Half of all pregnancies in America are unplanned. Many of these women feel scared and alone with no support or anyone to turn to. Read this story from a young girl who experienced this:
“I was an active member at my church, and I knew that they would look down on me no matter what choice I made, and I was right. My church wanted to send me to another church, a place full of strangers to help me through the pregnancy. With no support, I became afraid.
I wanted to keep it, but they didn’t support me, nor did my family, especially my father.
My dad printed out all sorts of things for me to look at: the expenses of a child and the places mothers without homes end up and stuff of that nature. He would talk behind my back, and I would hear it through the grapevine.
“That’s not my daughter, if she has it, I will disown her and it.”
I went to my aunt, who told me that she had had an abortion earlier in her life. I was shocked to hear this. She told me that she would support me either way, but she wanted to show me something.
She brought me to her friend’s home, a woman with 3 kids and no support. She told me how miserable my life would be if I kept it.
I went on to find out that a friend of mine was also pregnant. She was in the same week that I was in, 12 weeks. She went on to have her child. I did not.
Not feeling like I had support, I became afraid and ran away the day that my parents scheduled the abortion. This made my father furious. He wanted to kill my boyfriend. I was afraid for him.
I felt that the child would have brought pain, misery, anger, and expulsion from my family, so I went through with it. I was not mentally there when I made the choice. I feel like another part of me went there and went through everything for me. It was like I was watching a part of my life.
After I woke up, I saw that the nurse had carelessly left the chart of the before and after ultrasound. I wanted to die after I saw that. My aunt told me that I saved my father a trip from going to jail.
It has been 5 years, and I live in regret. It’s hard watching my friend’s child knowing that mine would have been the same age as him. It’s like watching my child growing up, but I know he’s not here. Because I allowed my fear to kill my child. I think about it every day. My father always says “I can’t believe you are still upset about that,” and that hurts more. When I do have children, I don’t want them to have anything to do with him because I am still so hurt, and he always reopens that wound that I have.”

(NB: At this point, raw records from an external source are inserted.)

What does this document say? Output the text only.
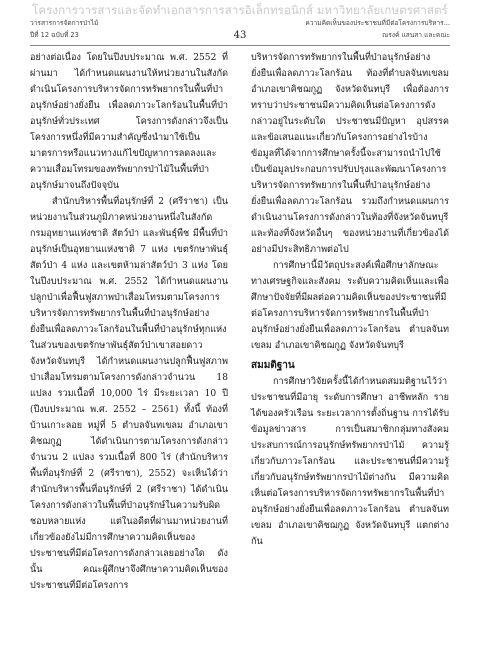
โครงการวารสารและจัดทำเอกสารการสารอิเล็กทรอนิกส์ มหาวิทยาลัยเกษตรศาสตร์
วารสารการจัดการป่าไม้
ปีที่ 12 ฉบับที่ 23	43
ความคิดเห็นของประชาชนที่มีต่อโครงการบริหาร...
ณรงค์ แสนสา และคณะ

อย่างต่อเนื่อง โดยในปีงบประมาณ พ.ศ. 2552 ที่ผ่านมา ได้กำหนดแผนงานให้หน่วยงานในสังกัดดำเนินโครงการบริหารจัดการทรัพยากรในพื้นที่ป่าอนุรักษ์อย่างยั่งยืน เพื่อลดภาวะโลกร้อนในพื้นที่ป่าอนุรักษ์ทั่วประเทศ โครงการดังกล่าวจึงเป็นโครงการหนึ่งที่มีความสำคัญซึ่งนำมาใช้เป็นมาตรการหรือแนวทางแก้ไขปัญหาการลดลงและความเสื่อมโทรมของทรัพยากรป่าไม้ในพื้นที่ป่าอนุรักษ์มาจนถึงปัจจุบัน

สำนักบริหารพื้นที่อนุรักษ์ที่ 2 (ศรีราชา) เป็นหน่วยงานในส่วนภูมิภาคหน่วยงานหนึ่งในสังกัดกรมอุทยานแห่งชาติ สัตว์ป่า และพันธุ์พืช มีพื้นที่ป่าอนุรักษ์เป็นอุทยานแห่งชาติ 7 แห่ง เขตรักษาพันธุ์สัตว์ป่า 4 แห่ง และเขตห้ามล่าสัตว์ป่า 3 แห่ง โดยในปีงบประมาณ พ.ศ. 2552 ได้กำหนดแผนงานปลูกป่าเพื่อฟื้นฟูสภาพป่าเสื่อมโทรมตามโครงการบริหารจัดการทรัพยากรในพื้นที่ป่าอนุรักษ์อย่างยั่งยืนเพื่อลดภาวะโลกร้อนในพื้นที่ป่าอนุรักษ์ทุกแห่ง ในส่วนของเขตรักษาพันธุ์สัตว์ป่าเขาสอยดาว จังหวัดจันทบุรี ได้กำหนดแผนงานปลูกฟื้นฟูสภาพป่าเสื่อมโทรมตามโครงการดังกล่าวจำนวน 18 แปลง รวมเนื้อที่ 10,000 ไร่ มีระยะเวลา 10 ปี (ปีงบประมาณ พ.ศ. 2552 – 2561) ทั้งนี้ ท้องที่บ้านเกาะลอย หมู่ที่ 5 ตำบลจันทเขลม อำเภอเขาคิชฌกูฏ ได้ดำเนินการตามโครงการดังกล่าวจำนวน 2 แปลง รวมเนื้อที่ 800 ไร่ (สำนักบริหารพื้นที่อนุรักษ์ที่ 2 (ศรีราชา), 2552) จะเห็นได้ว่า สำนักบริหารพื้นที่อนุรักษ์ที่ 2 (ศรีราชา) ได้ดำเนินโครงการดังกล่าวในพื้นที่ป่าอนุรักษ์ในความรับผิดชอบหลายแห่ง แต่ในอดีตที่ผ่านมาหน่วยงานที่เกี่ยวข้องยังไม่มีการศึกษาความคิดเห็นของประชาชนที่มีต่อโครงการดังกล่าวเลยอย่างใด ดังนั้น คณะผู้ศึกษาจึงศึกษาความคิดเห็นของประชาชนที่มีต่อโครงการ

บริหารจัดการทรัพยากรในพื้นที่ป่าอนุรักษ์อย่างยั่งยืนเพื่อลดภาวะโลกร้อน ท้องที่ตำบลจันทเขลม อำเภอเขาคิชฌกูฏ จังหวัดจันทบุรี เพื่อต้องการทราบว่าประชาชนมีความคิดเห็นต่อโครงการดังกล่าวอยู่ในระดับใด ประชาชนมีปัญหา อุปสรรค และข้อเสนอแนะเกี่ยวกับโครงการอย่างไรบ้าง ข้อมูลที่ได้จากการศึกษาครั้งนี้จะสามารถนำไปใช้เป็นข้อมูลประกอบการปรับปรุงและพัฒนาโครงการบริหารจัดการทรัพยากรในพื้นที่ป่าอนุรักษ์อย่างยั่งยืนเพื่อลดภาวะโลกร้อน รวมถึงกำหนดแผนการดำเนินงานโครงการดังกล่าวในท้องที่จังหวัดจันทบุรี และท้องที่จังหวัดอื่นๆ ของหน่วยงานที่เกี่ยวข้องได้อย่างมีประสิทธิภาพต่อไป

การศึกษานี้มีวัตถุประสงค์เพื่อศึกษาลักษณะทางเศรษฐกิจและสังคม ระดับความคิดเห็นและเพื่อศึกษาปัจจัยที่มีผลต่อความคิดเห็นของประชาชนที่มีต่อโครงการบริหารจัดการทรัพยากรในพื้นที่ป่าอนุรักษ์อย่างยั่งยืนเพื่อลดภาวะโลกร้อน ตำบลจันทเขลม อำเภอเขาคิชฌกูฏ จังหวัดจันทบุรี

สมมติฐาน

การศึกษาวิจัยครั้งนี้ได้กำหนดสมมติฐานไว้ว่า ประชาชนที่มีอายุ ระดับการศึกษา อาชีพหลัก รายได้ของครัวเรือน ระยะเวลาการตั้งถิ่นฐาน การได้รับข้อมูลข่าวสาร การเป็นสมาชิกกลุ่มทางสังคม ประสบการณ์การอนุรักษ์ทรัพยากรป่าไม้ ความรู้เกี่ยวกับภาวะโลกร้อน และประชาชนที่มีความรู้เกี่ยวกับอนุรักษ์ทรัพยากรป่าไม้ต่างกัน มีความคิดเห็นต่อโครงการบริหารจัดการทรัพยากรในพื้นที่ป่าอนุรักษ์อย่างยั่งยืนเพื่อลดภาวะโลกร้อน ตำบลจันทเขลม อำเภอเขาคิชฌกูฏ จังหวัดจันทบุรี แตกต่างกัน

What if this girl would have had just one person to support and help her? What if she had just one person who tried to help and persuade her? Maybe then things might have turned out differently for her and her child. This is why it is so important that we support women who face situations such as hers-you never know when you could be the one to prevent a woman from having an abortion.
Offer your support and love and, if you can, money. Refer her to a pregnancy center near you (you cand find one here). Pray for and with her. Be sure she knows the facts about abortion. Do whatever you can to show your support for her.